Cette quête à la fois charnelle et verbale/verbalisée de l’amour fait songer à Annie Hall (1977) de Woody Allen. Dans un registre plus comique, on songe à Rendez-Vous (The Shop Around the Corner, 1940) d’Ernst Lubitsch. Les Olympiades fait le portrait d’une génération de jeunes adultes qui semble vouée à l’éphémère, à la futilité, au culte de soi, mais qui ressent profondément la gravité de l’échec, de la maladie et de la mort. La modernité du récit est dans le fait de ne pas s’attarder sur les moments vides, d’autres trop douloureux, de l’existence. Le film n’est pas tout à fait une fable moralisatrice, mais Audiard nous suggère de tourner les pages de la vie, l’une après l’autre.

Et pour ce faire, le réalisateur nous amène sur la dalle des Olympiades dans le XIIIème arrondissement de Paris, entre la rue de Tolbiac et l’avenue d’Ivry. Audiard connaît bien le treizième arrondissement où il a longtemps vécu. Il définit le quartier des Olympiades comme un espace urbain moderne, « très original, exotique, vivant, socialement et culturellement mélangé ». Ce mélange des populations et des individus fait partie du paysage français. C’est une constante dont Audiard ne fait pas cas. Il ne construit pas d’intrigue dramatique à partir des différences de couleur de peau, d’origine ethnique, d’histoire culturelle.
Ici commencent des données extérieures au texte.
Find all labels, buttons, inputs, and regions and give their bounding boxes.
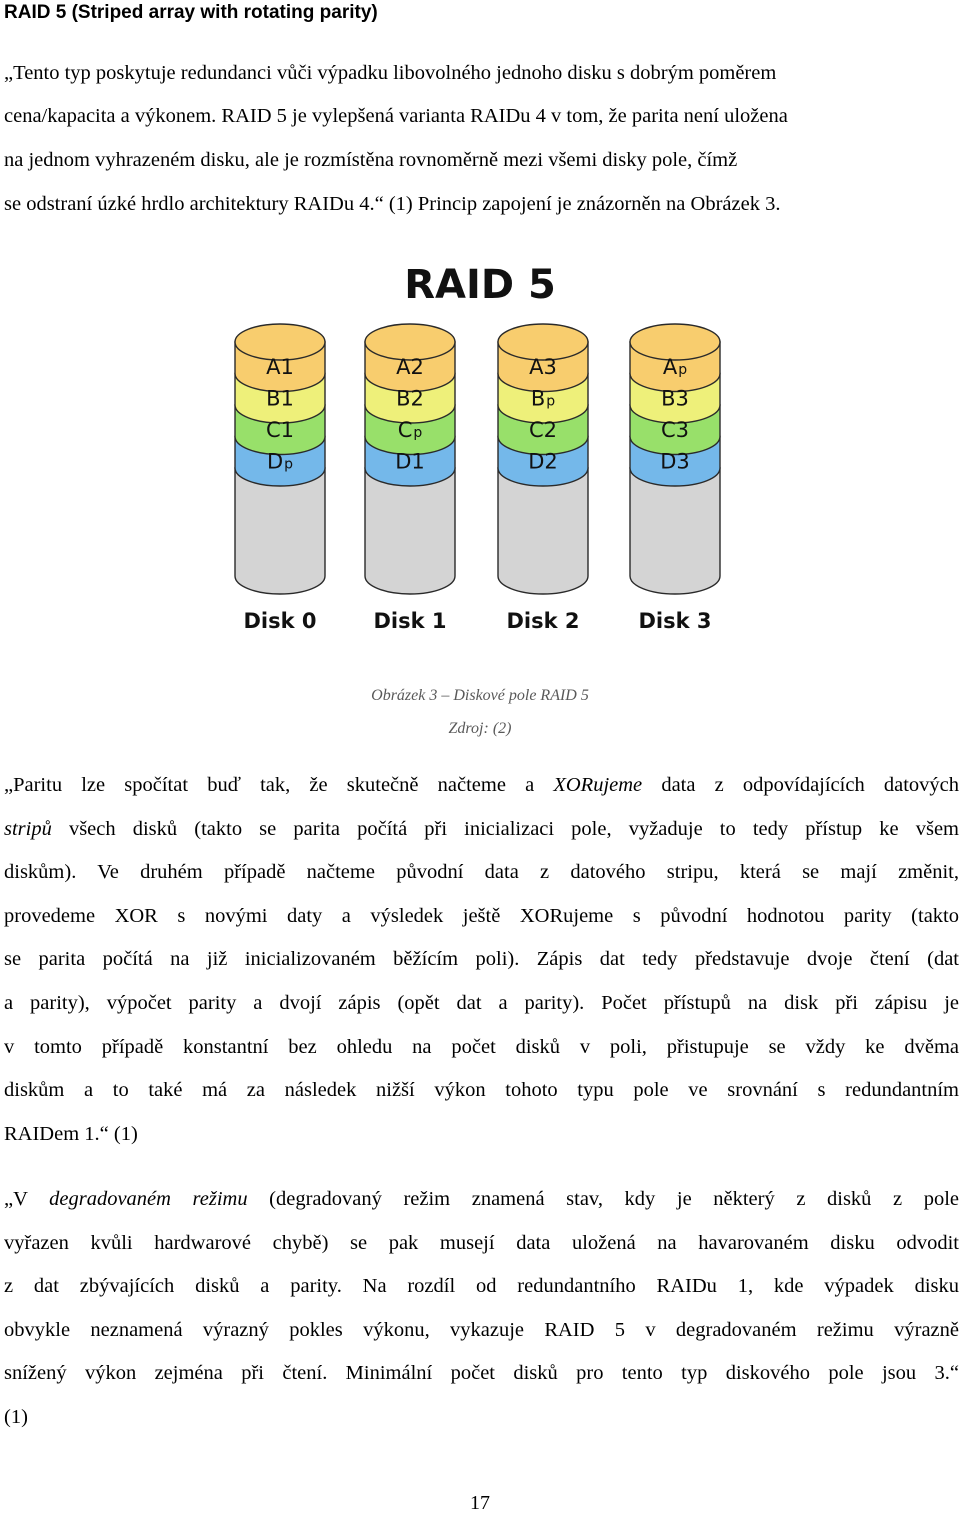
disk-0-block-3-sub: p (284, 456, 294, 473)
disk-1 (365, 324, 455, 633)
paragraph3-line-2-seg-0: z dat zbývajících disků a parity. Na rozdíl od redundantního RAIDu 1, kde výpadek disku (4, 1275, 959, 1298)
disk-0-block-2-main: C1 (265, 417, 295, 442)
disk-3-block-2-label (661, 418, 689, 442)
disk-2-block-2-label (529, 418, 557, 442)
paragraph1-line-1: cena/kapacita a výkonem. RAID 5 je vylepšená varianta RAIDu 4 v tom, že parita není uložena (4, 105, 788, 127)
disk-0-block-1-main: B1 (266, 386, 294, 411)
disk-1-body (365, 468, 455, 594)
paragraph3-line-5 (4, 1406, 28, 1429)
paragraph3-line-0-seg-2: (degradovaný režim znamená stav, kdy je některý z disků z pole (247, 1188, 959, 1210)
paragraph2-line-1-seg-0: stripů (4, 817, 52, 840)
paragraph2-line-7-seg-0: diskům a to také má za následek nižší výkon tohoto typu pole ve srovnání s redundantním (4, 1079, 959, 1102)
disk-2 (498, 324, 588, 633)
disk-2-block-3-main: D2 (528, 449, 558, 474)
paragraph2-line-6 (4, 1036, 959, 1059)
paragraph2-line-0-seg-2: data z odpovídajících datových (642, 774, 959, 796)
disk-1-label: Disk 1 (373, 609, 447, 633)
paragraph2-line-7 (4, 1079, 959, 1102)
disk-3-label: Disk 3 (638, 609, 712, 633)
paragraph2-line-1 (4, 818, 959, 841)
disk-2-block-3-label (528, 449, 558, 473)
disk-1-block-3-label (395, 449, 425, 473)
paragraph2-line-8-seg-0: RAIDem 1.“ (1) (4, 1122, 138, 1145)
paragraph3-line-2 (4, 1275, 959, 1298)
paragraph2-line-0 (4, 774, 959, 797)
disk-1-block-0-label (396, 355, 424, 379)
paragraph2-line-4 (4, 948, 959, 971)
disk-3 (630, 324, 720, 633)
disk-1-block-2-sub: p (413, 424, 423, 441)
paragraph1-line-2: na jednom vyhrazeném disku, ale je rozmístěna rovnoměrně mezi všemi disky pole, čímž (4, 149, 738, 171)
disk-2-block-0-main: A3 (529, 354, 557, 379)
figure-caption: Obrázek 3 – Diskové pole RAID 5 (371, 687, 589, 704)
paragraph3-line-5-seg-0: (1) (4, 1406, 28, 1428)
disk-3-body (630, 468, 720, 594)
disk-1-block-3-main: D1 (395, 449, 425, 474)
paragraph2-line-2 (4, 861, 959, 884)
disk-0-body (235, 468, 325, 594)
paragraph2-line-8 (4, 1123, 138, 1146)
paragraph3-line-0 (4, 1188, 959, 1211)
disk-3-block-1-label (661, 386, 689, 410)
paragraph2-line-6-seg-0: v tomto případě konstantní bez ohledu na počet disků v poli, přistupuje se vždy ke dvěma (4, 1035, 959, 1058)
paragraph2-line-3-seg-0: provedeme XOR s novými daty a výsledek ještě XORujeme s původní hodnotou parity (takto (4, 904, 959, 927)
paragraph1-line-0: „Tento typ poskytuje redundanci vůči výpadku libovolného jednoho disku s dobrým poměrem (4, 62, 777, 84)
figure-title: RAID 5 (404, 262, 556, 308)
paragraph3-line-4-seg-0: snížený výkon zejména při čtení. Minimální počet disků pro tento typ diskového pole jsou 3.“ (4, 1362, 959, 1385)
disk-0-block-3-main: D (266, 449, 284, 474)
disk-3-block-0-main: A (662, 354, 678, 379)
paragraph2-line-0-seg-0: „Paritu lze spočítat buď tak, že skutečně načteme a (4, 774, 554, 796)
disk-1-block-2-main: C (397, 417, 413, 442)
raid5-figure (0, 250, 960, 650)
paragraph2-line-4-seg-0: se parita počítá na již inicializovaném běžícím poli). Zápis dat tedy představuje dvoje čtení (dat (4, 948, 959, 971)
paragraph3-line-3-seg-0: obvykle neznamená výrazný pokles výkonu, vykazuje RAID 5 v degradovaném režimu výrazně (4, 1318, 959, 1341)
paragraph1-line-3: se odstraní úzké hrdlo architektury RAIDu 4.“ (1) Princip zapojení je znázorněn na Obrázek 3. (4, 193, 781, 215)
paragraph3-line-4 (4, 1362, 959, 1385)
disk-3-block-0-sub: p (678, 361, 688, 378)
paragraph2-line-5 (4, 992, 959, 1015)
section-heading: RAID 5 (Striped array with rotating parity) (4, 2, 378, 23)
disk-2-block-2-main: C2 (528, 417, 558, 442)
paragraph3-line-3 (4, 1319, 959, 1342)
disk-3-block-3-label (660, 449, 690, 473)
paragraph2-line-5-seg-0: a parity), výpočet parity a dvojí zápis (opět dat a parity). Počet přístupů na disk při zápisu je (4, 992, 959, 1014)
disk-3-block-1-main: B3 (661, 386, 689, 411)
paragraph2-line-1-seg-1: všech disků (takto se parita počítá při inicializaci pole, vyžaduje to tedy přístup ke všem (51, 817, 959, 840)
disk-1-block-0-main: A2 (396, 354, 424, 379)
disk-1-block-1-label (396, 386, 424, 410)
disk-0-block-2-label (266, 418, 294, 442)
page-number: 17 (470, 1492, 490, 1514)
figure-source: Zdroj: (2) (448, 720, 512, 737)
disk-2-label: Disk 2 (506, 609, 580, 633)
paragraph3-line-0-seg-1: degradovaném režimu (49, 1188, 248, 1210)
paragraph2-line-3 (4, 905, 959, 928)
disk-2-block-0-label (529, 355, 557, 379)
paragraph2-line-0-seg-1: XORujeme (553, 774, 643, 796)
paragraph2-line-2-seg-0: diskům). Ve druhém případě načteme původní data z datového stripu, která se mají změnit, (4, 861, 959, 884)
disk-0 (235, 324, 325, 633)
paragraph3-line-0-seg-0: „V (4, 1188, 50, 1210)
disk-0-block-0-label (266, 355, 294, 379)
paragraph3-line-1 (4, 1232, 959, 1255)
disk-2-block-1-main: B (530, 386, 546, 411)
disk-0-block-0-main: A1 (266, 354, 294, 379)
disk-1-block-1-main: B2 (396, 386, 424, 411)
disk-2-body (498, 468, 588, 594)
paragraph3-line-1-seg-0: vyřazen kvůli hardwarové chybě) se pak musejí data uložená na havarovaném disku odvodit (4, 1231, 959, 1254)
disk-0-block-1-label (266, 386, 294, 410)
disk-3-block-3-main: D3 (660, 449, 690, 474)
disk-0-label: Disk 0 (243, 609, 317, 633)
disk-3-block-2-main: C3 (660, 417, 690, 442)
disk-2-block-1-sub: p (546, 393, 556, 410)
disk-array (235, 324, 720, 633)
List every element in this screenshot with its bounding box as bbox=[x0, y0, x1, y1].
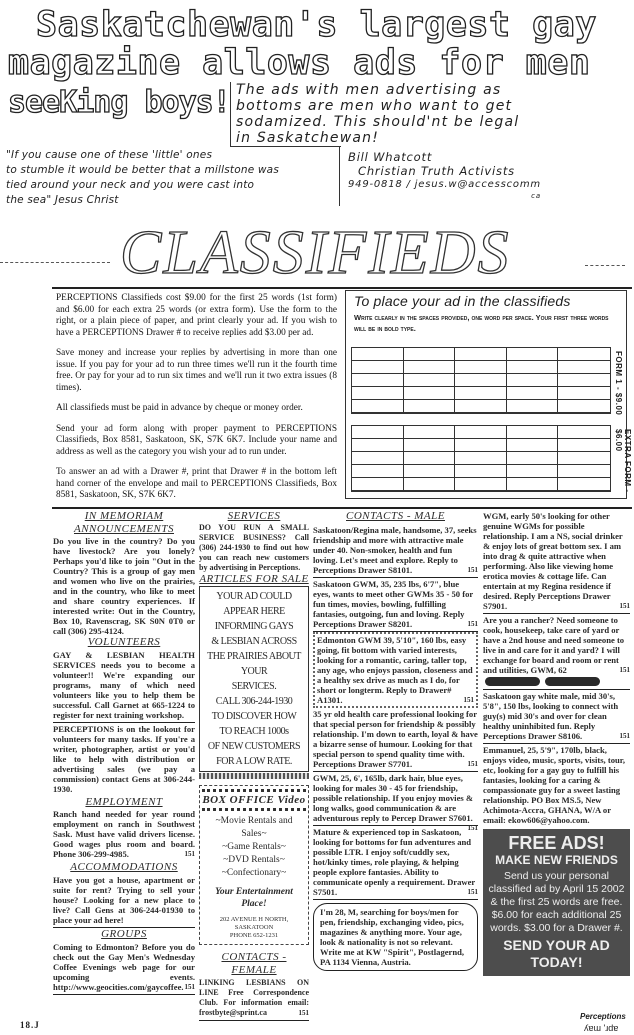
signature-name: Bill Whatcott bbox=[348, 150, 433, 164]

Les Chinois parlent français et chinois, et c’est comme ça. Une jeune femme franco-asiatique tombe amoureuse d’un jeune français Noir, et c’est tout.

Ce qui intéresse Audiard, c’est l’interaction des individus au hasard des chemins qui se croisent, des rames de métro qui filent, des portes de bureau ou d’appartement qui s’ouvrent et se referment, des écrans d’ordinateur qui s’allument et s’éteignent. Loin de toute fatalité, Audiard explore des instants ou des prouesses de vie au pied des immeubles, en haut des escaliers de la dalle, dans les allées d’une supérette, entre les tables d’un restaurant, sur un canapé de salon, dans le local des poubelles.

Le quartier des Olympiades se laisse filmer comme un microcosme de promesses, se laisse presque sublimer, de nuit comme de jour. Les contre-plongées des tours, dont chacune porte le nom d’une ville olympique – Athènes, Sapporo, Mexico, Tokyo, Helsinki… –, font de la ville un lieu d’entrain, d’impulsion, d’envolée. On aurait pu s’attendre à de l’uniformité dysphorique, à de la grisaille déshumanisante. Rien de tout cela. Malgré une lumière blanche quasi permanente qui enveloppe les intérieurs et domine le bitume comme pour créer une vacuité, il y a du mouvement dans l’air et l’espoir de défis à inventer. La musique électro de Rone illustre, soulève ou heurte les images urbaines. Audiard écrit là sa partition de la ville en ses bruits et silences, offre une rhapsodie visuelle en noir et blanc où le banal devient beau.